其次SparkSession通过生成器设计模式(Builder Design Pattern)实现,如果没有创建SparkSession对象,则会实例化出一个新的SparkSession对象及其相关的上下文。
SparkSession伴生对象
接下来学习下SparkSession的初始化过程中主要涉及到的内容点,一般情况下都都会如以下方式创建SparkSession:
val spark = SparkSession.builder().config(ConfigUtil.getSparkConf(className)).enableHiveSupport().getOrCreate()
Builder
通过builder()创建一个SparkSession,那么builder()做了什么?
/**
* Creates a [[SparkSession.Builder]] for constructing a [[SparkSession]].
*/
def builder(): Builder = new Builder
Builder可以看做伴生对象SparkSession中的内部类,主要有如下对象:
SparkSessionExtensions:扩展SparkSession,即允许用户添加分析器规则,优化器规则、规划策略或自定义解析器等。
/**
* Builder for [[SparkSession]].
*/
@InterfaceStability.Stable
class Builder extends Logging {
private[this] val options = new scala.collection.mutable.HashMap[String, String]
private[this] val extensions = new SparkSessionExtensions
private[this] var userSuppliedContext: Option[SparkContext] = None
private[spark] def sparkContext(sparkContext: SparkContext): Builder = synchronized {
userSuppliedContext = Option(sparkContext)
this
}
/**
* Inject extensions into the [[SparkSession]].
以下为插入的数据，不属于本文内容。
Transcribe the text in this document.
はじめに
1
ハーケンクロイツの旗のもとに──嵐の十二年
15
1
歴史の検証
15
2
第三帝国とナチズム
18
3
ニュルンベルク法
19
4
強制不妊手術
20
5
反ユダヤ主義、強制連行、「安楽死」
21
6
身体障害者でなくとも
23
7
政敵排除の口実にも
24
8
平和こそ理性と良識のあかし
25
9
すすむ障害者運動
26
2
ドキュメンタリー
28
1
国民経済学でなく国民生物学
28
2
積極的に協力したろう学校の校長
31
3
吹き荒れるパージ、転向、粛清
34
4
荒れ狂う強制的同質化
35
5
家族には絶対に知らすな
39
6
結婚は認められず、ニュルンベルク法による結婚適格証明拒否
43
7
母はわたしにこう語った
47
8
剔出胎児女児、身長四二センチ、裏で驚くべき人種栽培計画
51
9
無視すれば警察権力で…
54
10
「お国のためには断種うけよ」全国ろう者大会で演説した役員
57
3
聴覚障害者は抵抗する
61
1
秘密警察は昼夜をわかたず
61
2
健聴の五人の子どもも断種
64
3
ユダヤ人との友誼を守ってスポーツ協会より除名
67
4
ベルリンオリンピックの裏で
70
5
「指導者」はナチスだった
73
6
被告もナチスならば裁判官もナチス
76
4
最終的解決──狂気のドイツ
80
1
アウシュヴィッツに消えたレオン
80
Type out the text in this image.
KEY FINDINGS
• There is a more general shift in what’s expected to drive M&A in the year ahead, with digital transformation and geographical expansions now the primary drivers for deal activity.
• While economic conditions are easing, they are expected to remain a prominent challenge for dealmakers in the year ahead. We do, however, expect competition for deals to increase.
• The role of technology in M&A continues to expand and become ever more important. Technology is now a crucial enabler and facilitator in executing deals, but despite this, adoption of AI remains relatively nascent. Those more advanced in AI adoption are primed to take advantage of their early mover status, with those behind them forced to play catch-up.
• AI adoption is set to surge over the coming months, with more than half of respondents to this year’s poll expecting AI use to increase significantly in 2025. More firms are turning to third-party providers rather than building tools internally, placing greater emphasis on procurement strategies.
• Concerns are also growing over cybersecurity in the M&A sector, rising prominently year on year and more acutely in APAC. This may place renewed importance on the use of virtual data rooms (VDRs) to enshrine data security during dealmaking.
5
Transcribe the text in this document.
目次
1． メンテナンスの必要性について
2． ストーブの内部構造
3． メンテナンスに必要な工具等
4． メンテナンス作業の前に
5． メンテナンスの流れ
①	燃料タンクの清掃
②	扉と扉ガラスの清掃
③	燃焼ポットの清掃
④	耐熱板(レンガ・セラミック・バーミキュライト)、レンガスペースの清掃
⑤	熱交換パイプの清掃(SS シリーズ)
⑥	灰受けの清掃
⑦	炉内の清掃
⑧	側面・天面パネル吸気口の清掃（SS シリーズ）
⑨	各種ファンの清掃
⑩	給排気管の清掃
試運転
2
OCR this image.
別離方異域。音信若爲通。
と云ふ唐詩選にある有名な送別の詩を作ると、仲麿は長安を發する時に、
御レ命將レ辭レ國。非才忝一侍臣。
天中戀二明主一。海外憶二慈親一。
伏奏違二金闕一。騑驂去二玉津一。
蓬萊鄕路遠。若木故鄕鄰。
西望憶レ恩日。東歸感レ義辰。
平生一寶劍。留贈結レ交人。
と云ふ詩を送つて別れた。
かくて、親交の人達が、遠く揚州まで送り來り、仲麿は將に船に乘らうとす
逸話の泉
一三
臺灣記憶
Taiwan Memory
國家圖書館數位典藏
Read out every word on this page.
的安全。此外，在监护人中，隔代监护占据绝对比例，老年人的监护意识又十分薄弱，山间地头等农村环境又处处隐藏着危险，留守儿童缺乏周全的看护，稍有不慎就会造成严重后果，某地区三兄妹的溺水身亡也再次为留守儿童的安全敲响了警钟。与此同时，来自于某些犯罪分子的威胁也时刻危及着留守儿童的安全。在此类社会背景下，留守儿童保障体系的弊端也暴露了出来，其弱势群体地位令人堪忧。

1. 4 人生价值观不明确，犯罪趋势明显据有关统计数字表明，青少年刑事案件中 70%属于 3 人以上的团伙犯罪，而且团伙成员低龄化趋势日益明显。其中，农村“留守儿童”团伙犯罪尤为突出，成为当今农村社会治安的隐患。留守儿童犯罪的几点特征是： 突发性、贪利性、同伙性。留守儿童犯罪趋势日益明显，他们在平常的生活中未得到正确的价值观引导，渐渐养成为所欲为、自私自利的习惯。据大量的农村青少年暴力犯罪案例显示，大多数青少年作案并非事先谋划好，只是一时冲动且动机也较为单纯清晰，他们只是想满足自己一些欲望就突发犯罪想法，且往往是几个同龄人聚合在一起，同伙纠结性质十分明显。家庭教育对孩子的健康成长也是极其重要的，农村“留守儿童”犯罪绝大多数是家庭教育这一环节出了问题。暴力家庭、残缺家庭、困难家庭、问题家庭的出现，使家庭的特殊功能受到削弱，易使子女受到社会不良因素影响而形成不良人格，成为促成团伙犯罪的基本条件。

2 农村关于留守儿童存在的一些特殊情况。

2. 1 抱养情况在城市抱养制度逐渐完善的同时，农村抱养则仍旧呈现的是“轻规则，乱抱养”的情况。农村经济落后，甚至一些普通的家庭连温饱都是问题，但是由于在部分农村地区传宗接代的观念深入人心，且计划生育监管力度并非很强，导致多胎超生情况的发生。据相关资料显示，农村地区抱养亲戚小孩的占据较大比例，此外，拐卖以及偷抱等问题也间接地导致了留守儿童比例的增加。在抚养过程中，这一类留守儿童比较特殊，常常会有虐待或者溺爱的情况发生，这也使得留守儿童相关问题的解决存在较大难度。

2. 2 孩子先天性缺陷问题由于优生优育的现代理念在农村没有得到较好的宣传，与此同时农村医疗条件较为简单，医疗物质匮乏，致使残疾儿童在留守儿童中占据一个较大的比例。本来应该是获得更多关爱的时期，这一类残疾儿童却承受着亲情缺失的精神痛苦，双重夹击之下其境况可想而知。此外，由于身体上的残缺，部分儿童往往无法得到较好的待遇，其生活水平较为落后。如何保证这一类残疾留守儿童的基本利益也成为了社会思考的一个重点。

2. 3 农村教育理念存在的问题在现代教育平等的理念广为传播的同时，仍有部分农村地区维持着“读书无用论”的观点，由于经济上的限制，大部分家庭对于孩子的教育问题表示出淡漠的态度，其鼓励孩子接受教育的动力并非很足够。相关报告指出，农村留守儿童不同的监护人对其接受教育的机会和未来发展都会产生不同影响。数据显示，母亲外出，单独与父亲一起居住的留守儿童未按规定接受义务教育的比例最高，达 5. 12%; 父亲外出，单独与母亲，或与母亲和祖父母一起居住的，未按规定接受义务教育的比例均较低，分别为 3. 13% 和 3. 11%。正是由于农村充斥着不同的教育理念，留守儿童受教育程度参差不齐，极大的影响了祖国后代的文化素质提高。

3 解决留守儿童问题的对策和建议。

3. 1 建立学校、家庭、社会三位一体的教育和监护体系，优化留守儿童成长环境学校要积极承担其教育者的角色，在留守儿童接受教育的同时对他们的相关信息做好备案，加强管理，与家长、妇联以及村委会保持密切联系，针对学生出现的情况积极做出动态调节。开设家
* This allows a user to add Analyzerrules,
* Optimizer rules, Planning Strategies or a customized parser.
*/
def withExtensions(f: SparkSessionExtensions => Unit): Builder = synchronized {
f(extensions)
this
}
......
再来看下SparkSessionExtensions 的定义
/**
* This current provides the following extension points:
* Analyzer Rules、Check Analysis Rules、Optimizer Rules、
* Planning Strategies、Customized Parser、(External) Catalog listeners.
*
* The extensions can be used by calling withExtension on the [[SparkSession.Builder]], for
* example:
* {
{
{
* SparkSession.builder()
* .master("...")
* .conf("...", true)
* .withExtensions { extensions =>
* extensions.injectResolutionRule { session =>
* ...
* }
* extensions.injectParser { (session, parser) =>
* ...
* }
* }
* .getOrCreate()
* }}}
*
* Note that none of the injected builders should assume that the [[SparkSession]] is fully
* initialized and should not touch the session's internals (e.g. the SessionState).
*/
@DeveloperApi
@Experimental
@InterfaceStability.Unstable
class SparkSessionExtensions {
type RuleBuilder = SparkSession => Rule[LogicalPlan]
type CheckRuleBuilder = SparkSession => LogicalPlan => Unit
type StrategyBuilder = SparkSession => Strategy
type ParserBuilder = (SparkSession, ParserInterface) => ParserInterface
private[this] val resolutionRuleBuilders = mutable.Buffer.empty[RuleBuilder]
/**
* Build the analyzer resolution `Rule`s using the given [[SparkSession]].
*/
private[sql] def buildResolutionRules(session: SparkSession): Seq[Rule[LogicalPlan]] = {
resolutionRuleBuilders.map(_.apply(session))
}
/**
* Inject an analyzer resolution `Rule` builder into the [[SparkSession]]. These analyzer
* rules will be executed as part of the resolution phase of analysis.
*/
def injectResolutionRule(builder: RuleBuilder): Unit = {
resolutionRuleBuilders += builder
}
......
enableHiveSupport
spark2.0.0版后推荐使用SparkSession.builder.enableHiveSupport来兼容HiveContext
/**
* An instance of the Spark SQL execution engine that integrates with data stored in Hive.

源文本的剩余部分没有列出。